Vedi il portale di Santa Teresa ‒ riprodotto sulla copertina del saggio ‒ che si sfoca: “rivelandoci, nella moltiplicazione della sua identità, la molteplicità dei piani del reale, la sua dimensione ulteriore”. È questa l’aletheia: il disvelamento/velamento che costituisce l’unica verità della pittura; ovvero che essa è, fatalmente, rappresentazione. Giammai mera mimesis: semplice/banale imitazione. D’altronde è condivisibile quanto sostiene Nietzsche, osservando come: “no, proprio i fatti non ci sono, bensì solo interpretazioniˮ (Nein, gerade Tatsachen gibt es nicht, nur Interpretationen). Inutile illuderci di poter mai osservare una qualche improbabile realtà oggettiva. Esistono solo fenomeni: il darsi cioè di eventi che appaiono. Impossibile allora andare oltre la parvenza e l’apparenza? Forse no, se è quanto si prefigge il mistico; ma intorno a ciò egli tace o ne parla solo mediante formule metaforico-allusive. Al pittore, e nello specifico a Montebello, non resta dunque che oscillare: “fra ascesi e sensualità, verità e illusione”, cercando di tenere insieme con la sua arte in tutte quante le proprie opere: sensibile e intelligibile, materia e spirito.

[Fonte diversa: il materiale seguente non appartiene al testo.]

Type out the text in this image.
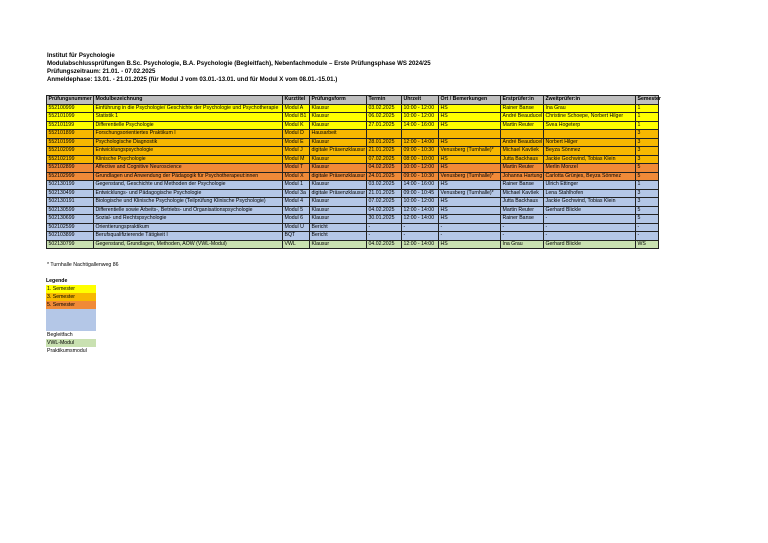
Institut für Psychologie
Modulabschlussprüfungen B.Sc. Psychologie, B.A. Psychologie (Begleitfach), Nebenfachmodule – Erste Prüfungsphase WS 2024/25
Prüfungszeitraum: 21.01. - 07.02.2025
Anmeldephase: 13.01. - 21.01.2025 (für Modul J vom 03.01.-13.01. und für Modul X vom 08.01.-15.01.)
Prüfungsnummer	Modulbezeichnung	Kurztitel	Prüfungsform	Termin	Uhrzeit	Ort / Bemerkungen	Erstprüfer:in	Zweitprüfer:in	Semester
552100999	Einführung in die Psychologie/ Geschichte der Psychologie und Psychotherapie	Modul A	Klausur	03.02.2025	10:00 - 12:00	HS	Rainer Banse	Ina Grau	1
552101099	Statistik 1	Modul B1	Klausur	06.02.2025	10:00 - 12:00	HS	André Beauducel	Christine Schoepe, Norbert Hilger	1
552101199	Differentielle Psychologie	Modul K	Klausur	27.01.2025	14:00 - 16:00	HS	Martin Reuter	Svea Hogeterp	1
552101899	Forschungsorientiertes Praktikum I	Modul D	Hausarbeit						3
552101999	Psychologische Diagnostik	Modul E	Klausur	28.01.2025	12:00 - 14:00	HS	André Beauducel	Norbert Hilger	3
552102099	Entwicklungspsychologie	Modul J	digitale Präsenzklausur	21.01.2025	09:00 - 10:30	Venusberg (Turnhalle)*	Michael Kavšek	Beyza Sönmez	3
552102199	Klinische Psychologie	Modul M	Klausur	07.02.2025	08:00 - 10:00	HS	Jutta Backhaus	Jackie Gochwind, Tobias Klein	3
552102899	Affective and Cognitive Neuroscience	Modul T	Klausur	04.02.2025	10:00 - 12:00	HS	Martin Reuter	Merlin Monzel	5
552102999	Grundlagen und Anwendung der Pädagogik für Psychotherapeut:innen	Modul X	digitale Präsenzklausur	24.01.2025	09:00 - 10:30	Venusberg (Turnhalle)*	Johanna Hartung	Carlotta Grünjes, Beyza Sönmez	5
502130199	Gegenstand, Geschichte und Methoden der Psychologie	Modul 1	Klausur	03.02.2025	14:00 - 16:00	HS	Rainer Banse	Ulrich Ettinger	1
502130499	Entwicklungs- und Pädagogische Psychologie	Modul 3a	digitale Präsenzklausur	21.01.2025	09:00 - 10:45	Venusberg (Turnhalle)*	Michael Kavšek	Lena Stahlhofen	3
502130191	Biologische und Klinische Psychologie (Teilprüfung Klinische Psychologie)	Modul 4	Klausur	07.02.2025	10:00 - 12:00	HS	Jutta Backhaus	Jackie Gochwind, Tobias Klein	3
502130599	Differentielle sowie Arbeits-, Betriebs- und Organisationspsychologie	Modul 5	Klausur	04.02.2025	12:00 - 14:00	HS	Martin Reuter	Gerhard Blickle	5
502130699	Sozial- und Rechtspsychologie	Modul 6	Klausur	30.01.2025	12:00 - 14:00	HS	Rainer Banse	-	5
502102599	Orientierungspraktikum	Modul U	Bericht	-	-	-	-	-	-
502103899	Berufsqualifizierende Tätigkeit I	BQT	Bericht	-	-	-	-	-	-
502130799	Gegenstand, Grundlagen, Methoden, AOW (VWL-Modul)	VWL	Klausur	04.02.2025	12:00 - 14:00	HS	Ina Grau	Gerhard Blickle	WS
* Turnhalle Nachtigallenweg 86
Legende
1. Semester
3. Semester
5. Semester
Begleitfach
VWL-Modul
Praktikumsmodul
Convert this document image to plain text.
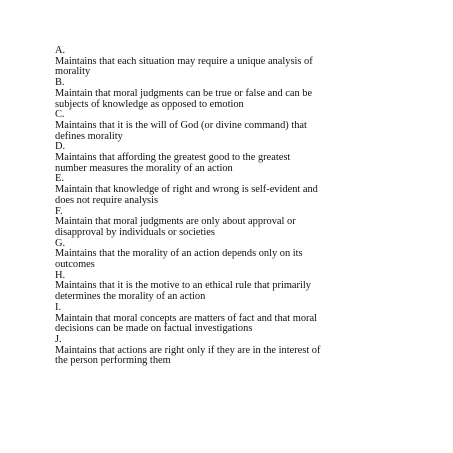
A.
Maintains that each situation may require a unique analysis of
morality
B.
Maintain that moral judgments can be true or false and can be
subjects of knowledge as opposed to emotion
C.
Maintains that it is the will of God (or divine command) that
defines morality
D.
Maintains that affording the greatest good to the greatest
number measures the morality of an action
E.
Maintain that knowledge of right and wrong is self-evident and
does not require analysis
F.
Maintain that moral judgments are only about approval or
disapproval by individuals or societies
G.
Maintains that the morality of an action depends only on its
outcomes
H.
Maintains that it is the motive to an ethical rule that primarily
determines the morality of an action
I.
Maintain that moral concepts are matters of fact and that moral
decisions can be made on factual investigations
J.
Maintains that actions are right only if they are in the interest of
the person performing them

L’aspirazione dell’artista quindi pare rivolta a superare ogni forma di dualismo per giungere se non altro ad alludere, a suggerire con le sue immagini l’idea/ideale di un’unità oltre la dispersione del molteplice. Così non posso che far mia una delle riflessioni conclusive di Brivio, secondo il quale i luoghi di Montebello rivelano spazi architettonici che sono: “spazi dell’anima”, nonché luoghi contemplando i quali: “noi troviamo noi stessi”. In tali ambiti abita ciò che è kalos, ciò che risulta bello, il cui significato più antico ‒ come ci ricorda l’autore del saggio ‒ è la sorpresa, lo stupore mirabile (e indicibile) dell’apparizione di un evento inatteso. I dipinti di Montebello alla fin fine mi sembra vogliano essere questo: icone epifaniche che non ambiscono a esprimere definitive forme/assolutezze, ma un umano, troppo umano sguardo sul sottile e umbratile confine che separa fisica da metafisica, reale da irreale, concretezza da sogno fantastico.

Guido Brivio

Architetture dell’invisibile. Roger de Montebello e la verità in pittura,

Moretti&Vitali, 2020, pp. 80, euro 14.